Le gouvernement a acté le report de l’interdiction des gobelets jetables contenant du plastique. Initialement prévue pour le 1er janvier 2026, cette mesure n’entrera finalement en vigueur qu’au 1er janvier 2030, conformément à un arrêté publié ce mardi 30 décembre au Journal officiel. Une décision motivée par des contraintes techniques et industrielles persistantes.

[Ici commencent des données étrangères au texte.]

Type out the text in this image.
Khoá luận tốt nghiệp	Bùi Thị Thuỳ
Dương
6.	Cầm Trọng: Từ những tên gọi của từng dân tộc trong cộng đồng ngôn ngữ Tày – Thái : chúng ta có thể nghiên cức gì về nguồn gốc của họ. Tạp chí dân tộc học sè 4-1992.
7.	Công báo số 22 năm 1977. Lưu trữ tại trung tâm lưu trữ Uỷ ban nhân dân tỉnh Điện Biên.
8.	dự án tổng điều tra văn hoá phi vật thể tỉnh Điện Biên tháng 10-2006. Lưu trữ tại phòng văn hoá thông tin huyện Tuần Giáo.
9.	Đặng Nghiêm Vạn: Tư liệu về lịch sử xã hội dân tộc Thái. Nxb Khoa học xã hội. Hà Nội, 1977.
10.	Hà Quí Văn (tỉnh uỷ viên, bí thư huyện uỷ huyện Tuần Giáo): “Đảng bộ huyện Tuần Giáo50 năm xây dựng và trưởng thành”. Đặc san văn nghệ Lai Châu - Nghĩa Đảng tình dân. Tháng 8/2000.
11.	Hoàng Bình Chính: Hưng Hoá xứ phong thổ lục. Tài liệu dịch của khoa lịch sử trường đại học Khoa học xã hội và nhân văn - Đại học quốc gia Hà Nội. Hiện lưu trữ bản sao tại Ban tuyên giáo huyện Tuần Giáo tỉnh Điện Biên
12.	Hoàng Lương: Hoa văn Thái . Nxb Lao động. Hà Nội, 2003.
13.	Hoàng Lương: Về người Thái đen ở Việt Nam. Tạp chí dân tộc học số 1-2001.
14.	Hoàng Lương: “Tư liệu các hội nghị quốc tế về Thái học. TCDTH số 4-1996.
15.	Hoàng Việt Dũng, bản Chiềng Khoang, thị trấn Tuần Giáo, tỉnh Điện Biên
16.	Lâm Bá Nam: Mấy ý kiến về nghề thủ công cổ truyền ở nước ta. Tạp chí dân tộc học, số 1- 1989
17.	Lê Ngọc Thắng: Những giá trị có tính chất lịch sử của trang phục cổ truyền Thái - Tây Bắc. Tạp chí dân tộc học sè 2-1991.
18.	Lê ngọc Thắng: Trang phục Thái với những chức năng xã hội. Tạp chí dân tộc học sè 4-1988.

Ce report fait suite au bilan d’étape réalisé en 2025 sur la faisabilité d’une suppression totale du plastique dans les gobelets à usage unique. Selon le texte officiel, l’arrêté modifie la trajectoire de réduction de la teneur maximale en plastique autorisée, et repousse l’échéance à laquelle ces produits devront être totalement exempts de plastique.
Les conclusions du bilan ont mis en évidence des difficultés techniques encore non résolues, notamment en matière de résistance, de sécurité sanitaire et de capacités industrielles de production à grande échelle. Dans ce contexte, l’exécutif a choisi une approche pragmatique, privilégiant l’adaptation progressive plutôt qu’une interdiction précipitée aux effets économiques mal maîtrisés.
Une transition étalée pour les industriels et les distributeurs
Un nouveau bilan d’étape est d’ores et déjà programmé pour 2028 afin d’évaluer les avancées réalisées dans le développement d’alternatives crédibles. À compter de la nouvelle échéance de janvier 2030, les fabricants et importateurs disposeront par ailleurs d’un délai pour écouler leurs stocks, afin de se conformer aux nouvelles obligations réglementaires.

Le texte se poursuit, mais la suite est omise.